This post is in partnership with Time. The article below was originally published at Time.com
Katy Steinmetz, TIME
A new report predicts that 18 U.S. states will have legalized recreational marijuana in the next five years, a huge increase from the four states that currently have or are in the process of creating legal markets for pot.
The report, set to be released in February from ArcView Market Research, a firm that pairs investors with marijuana-related businesses, was sponsored by marijuana industry groups and has a pro-legalization tone. But their prediction is not simply self-serving optimism. The map below shows the states where ArcView’s researchers believe recreational pot shops will open their doors:
The map has a lot of overlap with the places where the Marijuana Policy Project, the group that helped launch legal weed in Colorado, already has workers on the ground in preparation for legalization votes over the next two years. Yet MPP is a bit more cautious in its outlook: the group believes 12 states could join Colorado, Washington, Oregon and Alaska in allowing recreational pot by 2017. Unlike ArcView (whose executive director sits on MPP’s board), they’re not banking on legalization taking root in Montana, New Jersey or Connecticut over the next few years, according to spokesperson Morgan Fox. He says they’re concentrating current efforts in Arizona, California, Maine, Massachusetts, and Nevada. They see Texas — yes, Texas — as an outside possibility.
In the report, Arcview claims that “2014 will be remembered as a year when … a sense of inevitability about national legalization became conventional wisdom among elected officials and the general public.” But the issue and the mood of the electorate are far from settled. In November, Gallup released a poll showing that a majority of Americans favor legalization. But it’s a slim majority of 51%, down from 58% in 2013, with many conservatives still balking at the idea.
As with so many other political issues, the speed at which states legalize marijuana is going to be affected by the rate at which donors are willing to pour money into elections and lobbying. In 2014, casino magnate Sheldon Adelson proved that there is a Republican with deep pockets willing to spend big to fight against legalization. In Florida’s midterm election, voters considered an amendment to legalize medical marijuana, and Adelson shelled out at least $5.5 million to defeat the measure. It failed by a 2% margin, just shy of the 60% required to pass.
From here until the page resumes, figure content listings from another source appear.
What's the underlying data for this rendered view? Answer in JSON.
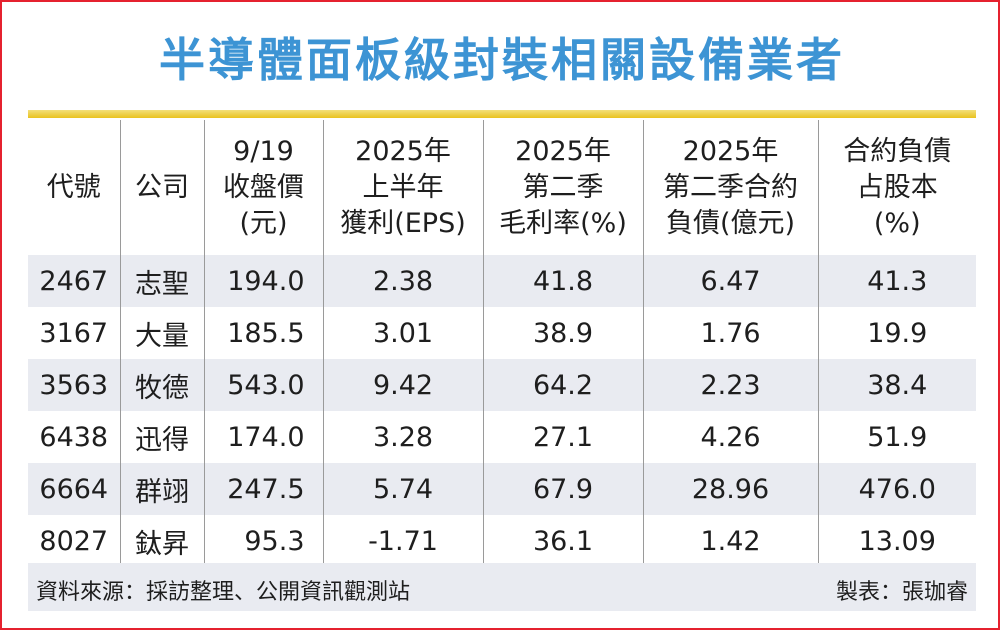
{
  "title": "半導體面板級封裝相關設備業者",
  "table": {
    "headers": [
      {
        "lines": [
          "代號"
        ]
      },
      {
        "lines": [
          "公司"
        ]
      },
      {
        "lines": [
          "9/19",
          "收盤價",
          "(元)"
        ]
      },
      {
        "lines": [
          "2025年",
          "上半年",
          "獲利(EPS)"
        ]
      },
      {
        "lines": [
          "2025年",
          "第二季",
          "毛利率(%)"
        ]
      },
      {
        "lines": [
          "2025年",
          "第二季合約",
          "負債(億元)"
        ]
      },
      {
        "lines": [
          "合約負債",
          "占股本",
          "(%)"
        ]
      }
    ],
    "rows": [
      [
        "2467",
        "志聖",
        "194.0",
        "2.38",
        "41.8",
        "6.47",
        "41.3"
      ],
      [
        "3167",
        "大量",
        "185.5",
        "3.01",
        "38.9",
        "1.76",
        "19.9"
      ],
      [
        "3563",
        "牧德",
        "543.0",
        "9.42",
        "64.2",
        "2.23",
        "38.4"
      ],
      [
        "6438",
        "迅得",
        "174.0",
        "3.28",
        "27.1",
        "4.26",
        "51.9"
      ],
      [
        "6664",
        "群翊",
        "247.5",
        "5.74",
        "67.9",
        "28.96",
        "476.0"
      ],
      [
        "8027",
        "鈦昇",
        "95.3",
        "-1.71",
        "36.1",
        "1.42",
        "13.09"
      ]
    ]
  },
  "footer": {
    "source": "資料來源：採訪整理、公開資訊觀測站",
    "credit": "製表：張珈睿"
  },
  "colors": {
    "title": "#3d94d4",
    "border": "#e5212f",
    "rule": "#e9c21e",
    "stripe": "#e9ebf1"
  }
}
Meanwhile, legalization advocates have lost stalwart funders like Peter Lewis, the chairman of Progressive Insurance who died in 2013. By one estimate, he had spent $40 on legalization efforts since the 1980s. His allies have been scrambling to fill the funding hole left by Lewis. In Florida, the effort to legalize medical marijuana was largely bankrolled by one man, personal injury lawyer John Morgan, who was behind about $4 million in funds. He has vowed to try again in 2016, but legalization advocates fighting for reform in other states can’t necessarily count on his support. MPP’s Mason Tvert says that while money is obviously important for their cause, “there’s no one individual who is going to be responsible for passing these measures.”
Two other factors will be key to determining if the above map proves accurate: whether the federal government continues to keep its distance from state experiments with legalization (which remain illegal under federal law), and whether states with existing legal markets encounter any major problems.
In Colorado, for example, parties are gearing up for a political fight over edibles, which have led to children who accidentally ingested them being hospitalized. One of those groups is Smart Colorado, which includes parents concerned about the pace at which marijuana laws have been liberalized. “We’re looking out for public safety and our kids,” founder Gina Carbone told TIME in an earlier interview about edibles regulations, “not just expanding this huge market.” According to the new report, legal weed yielded $2.7 billion in retail and wholesale sales in 2014.
Tvert says there’s also the possibility of an “unexpected event” that could thwart or boost their cause, such as an endorsement from a major, mainstream celebrity or a high-profile incident that could set the movement back. “A big part of this is really optics,” he says.